I asked him, could that even coalesce this week? He said, no, it won't happen this week.
So, it is a long path. And I think the farther we get from events like this, the harder the path for gun reform gets.
Well, I know you're going to continue to report on that.
But meantime, Lisa, the Biden administration has a number of other headaches, if you will, facing them in the Congress. At this point, we have, what, two Democrats who are threatening to block the administration's own nominees for top administration positions. Tell us what's going on there.
This is an extraordinary development just in the past couple of hours. This is led by Senator Tammy Duckworth of Illinois, joined by Mazie Hirono of Hawaii.
They are protesting the lack of AAPI — that's Asian American and Pacific Islander — representation among Cabinet secretaries. President Biden does not have any AAPI Cabinet secretaries. And only one member of his Cabinet, the trade representative, is Asian American.
Now, we talked to Senator Duckworth earlier today. And she expressed why she is saying she will not support any more Biden nominees until she gets a guarantee of more diversity in the next opening slots. Here's what she said.
Sen. Tammy Duckworth:
To be told that, well, you have Kamala Harris — we're very proud of her — you don't need anybody else is insulting.

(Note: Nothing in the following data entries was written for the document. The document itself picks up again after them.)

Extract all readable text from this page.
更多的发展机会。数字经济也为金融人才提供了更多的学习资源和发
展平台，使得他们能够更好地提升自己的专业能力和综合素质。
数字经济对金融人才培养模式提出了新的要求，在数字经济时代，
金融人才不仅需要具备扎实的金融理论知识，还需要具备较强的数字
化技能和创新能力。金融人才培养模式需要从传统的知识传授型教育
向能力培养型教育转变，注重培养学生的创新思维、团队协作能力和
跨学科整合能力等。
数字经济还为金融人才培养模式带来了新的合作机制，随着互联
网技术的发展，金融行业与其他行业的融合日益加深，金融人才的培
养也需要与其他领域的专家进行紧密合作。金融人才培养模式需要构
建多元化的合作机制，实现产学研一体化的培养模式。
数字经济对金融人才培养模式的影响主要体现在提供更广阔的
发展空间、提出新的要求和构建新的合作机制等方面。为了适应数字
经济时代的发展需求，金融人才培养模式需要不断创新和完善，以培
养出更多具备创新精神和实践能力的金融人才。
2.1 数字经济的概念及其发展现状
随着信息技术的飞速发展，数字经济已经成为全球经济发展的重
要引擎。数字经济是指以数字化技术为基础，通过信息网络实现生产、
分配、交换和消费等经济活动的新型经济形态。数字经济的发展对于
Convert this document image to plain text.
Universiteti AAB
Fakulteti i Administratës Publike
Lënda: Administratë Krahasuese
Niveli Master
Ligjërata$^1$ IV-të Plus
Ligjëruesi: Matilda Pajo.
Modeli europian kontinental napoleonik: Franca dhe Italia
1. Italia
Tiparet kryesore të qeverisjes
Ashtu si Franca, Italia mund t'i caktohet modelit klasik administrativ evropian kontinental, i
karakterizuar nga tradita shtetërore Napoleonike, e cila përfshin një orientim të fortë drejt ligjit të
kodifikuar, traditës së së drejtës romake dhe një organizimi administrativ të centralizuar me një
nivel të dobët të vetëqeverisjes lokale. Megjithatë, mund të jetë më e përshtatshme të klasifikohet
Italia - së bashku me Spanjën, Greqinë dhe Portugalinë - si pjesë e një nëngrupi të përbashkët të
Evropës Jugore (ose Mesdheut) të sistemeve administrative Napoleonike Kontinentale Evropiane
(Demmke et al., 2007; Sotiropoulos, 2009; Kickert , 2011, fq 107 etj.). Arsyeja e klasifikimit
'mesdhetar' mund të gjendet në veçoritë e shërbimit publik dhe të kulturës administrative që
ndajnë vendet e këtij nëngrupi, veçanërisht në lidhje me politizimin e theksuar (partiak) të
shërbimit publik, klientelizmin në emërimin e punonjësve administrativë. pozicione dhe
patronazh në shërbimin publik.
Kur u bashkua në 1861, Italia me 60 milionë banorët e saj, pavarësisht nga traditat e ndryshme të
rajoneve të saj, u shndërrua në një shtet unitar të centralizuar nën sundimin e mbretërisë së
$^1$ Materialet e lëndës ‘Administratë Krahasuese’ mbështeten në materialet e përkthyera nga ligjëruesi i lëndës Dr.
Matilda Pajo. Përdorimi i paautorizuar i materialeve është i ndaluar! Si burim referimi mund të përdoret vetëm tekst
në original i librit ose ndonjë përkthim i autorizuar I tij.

At this point, they can call me and tell me what their proposal is. But, until then, I am a no-vote on all — on the floor on all non-diversity nominees.
That's all nominees, including judicial nominees.
And I should say she was speaking to other reporters. That audio was courtesy of the pool.
So, Yamiche, the White House is seeing all this. How worried are they about what this means for the nominees yet to come and, frankly, for the rest of their agenda?
Well, this is something that is definitely, you can tell, troubling to the White House. The White House has in some ways been mom right now. There's been no statements released.
I have been talking to sources. None of them have wanted to go on the record with a comment just yet. That being said, you're already seeing the effect of these two senators banding together on this. You have the top Pentagon policy adviser, his nomination was already on thin ice, with Joe Manchin not saying whether or not he was going to back him.
Now these two senators make it almost impossible for that nomination to go through. So, that's the White House agenda already getting pushed back and really getting stalled by this stance. Another thing to note is that the Biden administration, while they say they have a lot of diversity, they also understand that this is something that is real and that will impact their agenda.
They're looking at infrastructure and wanting to pass $3 billion worth of legislation active — action to help with roads and bridges, and that may not be able to happen, even though, of course, right now, it's on nominees. It's a tight Senate.
Also, on immigration, President Biden has a big, big challenge on his hands. He wants to be more humane, wants to be more moral, he said. But this — what he wants is an immigration bill. And that's going to be tough when he's having trouble with Democratic senators, let alone GOP senators.
And Yamiche referring, of course, to that — what is reported to be a $3 trillion really massive infrastructure jobs and education package, which we haven't seen yet, but a lot of reporting about it.
And it's only two months in, just barely two months in to this administration.
Yamiche Alcindor, Lisa Desjardins, thank you both.